Il pensionato impugnava il provvedimento davanti alla Sezione giurisdizionale regionale, deducendo la natura risarcitoria del trattamento, la piena cumulabilità per anzianità contributiva ultratrentennale e l’irripetibilità delle somme incassate in buona fede. Il giudice di prime cure accoglieva la sola domanda subordinata, qualificando l’attività come lavoro autonomo e applicando il cumulo al 70 per cento, con assorbimento delle restanti questioni. Entrambe le parti proponevano appello.
La Motivazione della Corte
La Sezione riunisce i gravami e affronta anzitutto l’appello principale, che assume l’inapplicabilità dell’art. 10 del d.lgs. n. 503/1992 in favore dell’art. 130 del d.P.R. n. 1092/1973, stante la connotazione risarcitoria del trattamento. Il motivo è infondato: l’art. 130 riguarda il cumulo tra pensione normale diretta e trattamento di attività, mentre nel caso di specie si verte su una pensione ordinaria di inabilità, riconducibile alla diversa disciplina delle pensioni di invalidità.
La Corte ricostruisce l’evoluzione normativa richiamando la propria sentenza n. 223 del 2019 e la sentenza n. 163 del 2022. Le liberalizzazioni del cumulo introdotte dall’art. 19 del d.l. n. 112/2008 hanno riguardato le sole pensioni di vecchiaia e di anzianità, lasciando invariato il regime dei trattamenti di invalidità. Su questi ultimi continuano a operare le soglie dell’art. 72, comma 2, della legge n. 388/2000, nella lettura avallata dalla Corte cost. n. 241/2016, che ha reputato legittime le limitazioni al cumulo tra pensioni di invalidità e redditi di lavoro.

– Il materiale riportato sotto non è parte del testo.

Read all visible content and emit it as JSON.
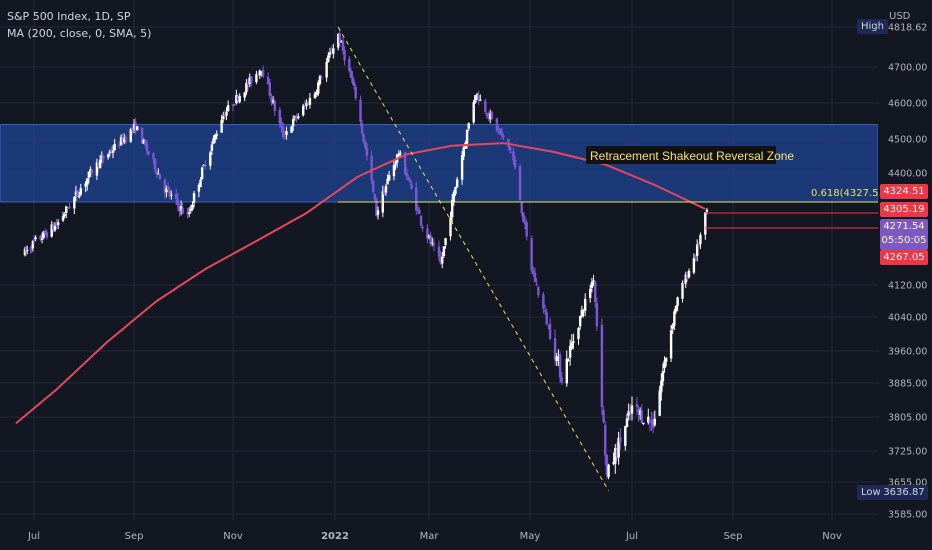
{
  "legend": {
    "symbol": "S&P 500 Index, 1D, SP",
    "indicator": "MA (200, close, 0, SMA, 5)"
  },
  "price_axis": {
    "currency": "USD",
    "ticks": [
      "4818.62",
      "4700.00",
      "4600.00",
      "4500.00",
      "4400.00",
      "4120.00",
      "4040.00",
      "3960.00",
      "3885.00",
      "3805.00",
      "3725.00",
      "3655.00",
      "3585.00"
    ]
  },
  "time_axis": {
    "ticks": [
      "Jul",
      "Sep",
      "Nov",
      "2022",
      "Mar",
      "May",
      "Jul",
      "Sep",
      "Nov"
    ]
  },
  "tags": {
    "high_label": "High",
    "low_label": "Low",
    "low_value": "3636.87",
    "t1": "4324.51",
    "t2": "4305.19",
    "current": "4271.54",
    "countdown": "05:50:05",
    "t4": "4267.05"
  },
  "annotations": {
    "zone_label": "Retracement Shakeout Reversal Zone",
    "fib_label": "0.618(4327.57)"
  },
  "colors": {
    "background": "#131722",
    "zone": "#1e3f86",
    "ma": "#e5475c",
    "fib": "#e8e05a",
    "candle_up": "#ffffff",
    "candle_down": "#7b57d6",
    "tag_red": "#f23645",
    "tag_purple": "#7e57c2",
    "tag_navy": "#1e2a55"
  },
  "chart_data": {
    "type": "candlestick",
    "title": "S&P 500 Index, 1D, SP",
    "ylim": [
      3585,
      4830
    ],
    "series": [
      {
        "name": "S&P 500 Index",
        "x": [
          "2021-06-23",
          "2021-07-15",
          "2021-08-10",
          "2021-09-02",
          "2021-09-20",
          "2021-10-04",
          "2021-10-25",
          "2021-11-18",
          "2021-12-01",
          "2021-12-20",
          "2022-01-03",
          "2022-01-14",
          "2022-01-27",
          "2022-02-10",
          "2022-02-24",
          "2022-03-08",
          "2022-03-29",
          "2022-04-20",
          "2022-05-02",
          "2022-05-20",
          "2022-06-08",
          "2022-06-16",
          "2022-07-01",
          "2022-07-14",
          "2022-07-28",
          "2022-08-10",
          "2022-08-16"
        ],
        "close": [
          4200,
          4270,
          4430,
          4535,
          4360,
          4290,
          4560,
          4700,
          4510,
          4630,
          4796,
          4620,
          4300,
          4460,
          4280,
          4170,
          4630,
          4460,
          4160,
          3900,
          4140,
          3666,
          3825,
          3790,
          4072,
          4210,
          4305
        ]
      }
    ],
    "indicators": [
      {
        "name": "MA (200, close, 0, SMA, 5)",
        "x": [
          "2021-06-15",
          "2021-07-15",
          "2021-08-15",
          "2021-09-15",
          "2021-10-15",
          "2021-11-15",
          "2021-12-15",
          "2022-01-15",
          "2022-02-15",
          "2022-03-15",
          "2022-04-15",
          "2022-05-15",
          "2022-06-15",
          "2022-07-15",
          "2022-08-15"
        ],
        "values": [
          3790,
          3870,
          3980,
          4080,
          4160,
          4230,
          4300,
          4390,
          4455,
          4480,
          4488,
          4462,
          4425,
          4370,
          4310
        ]
      }
    ],
    "lines": [
      {
        "name": "trendline",
        "from": [
          "2022-01-03",
          4818
        ],
        "to": [
          "2022-06-17",
          3636
        ]
      },
      {
        "name": "fib 0.618",
        "value": 4327.57
      }
    ],
    "zone": {
      "label": "Retracement Shakeout Reversal Zone",
      "from": 4327.57,
      "to": 4540
    },
    "high": 4818.62,
    "low": 3636.87
  }
}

Il Collegio precisa che è irrilevante la ragione del riconoscimento, compreso l’infortunio in itinere: decisivo è il tipo di trattamento e non la causa che lo ha originato. La connotazione risarcitoria non sottrae il trattamento al regime proprio delle pensioni di inabilità.
Quanto all’appello incidentale dell’Istituto, che voleva qualificare l’attività come lavoro dipendente, la Corte lo respinge. La natura del rapporto non si desume dall’inserimento del reddito in una casella della dichiarazione dei redditi, che ben può essere erronea, ma dall’assetto normativo della prestazione. I medici convenzionati ex art. 48 della legge n. 833/1978 operano in regime libero-professionale, senza subordinazione, come ribadito dalla Cass. Sez. Lav. n. 23794 del 23.8.2025. Trova quindi applicazione il cumulo al 70 per cento con i redditi di lavoro autonomo.
È invece respinto il motivo sull’art. 52 della legge n. 88/1989, che opera per le sole pensioni a carico dell’assicurazione generale obbligatoria e non per i trattamenti della gestione pubblica. È accolto il terzo motivo: l’accoglimento della domanda subordinata imponeva una valutazione espressa sulla legittimità del recupero in concreto operato, pure in ordine alla prescrizione. La Corte rimette pertanto gli atti al primo giudice, in diversa composizione, per il giudizio di merito sul punto.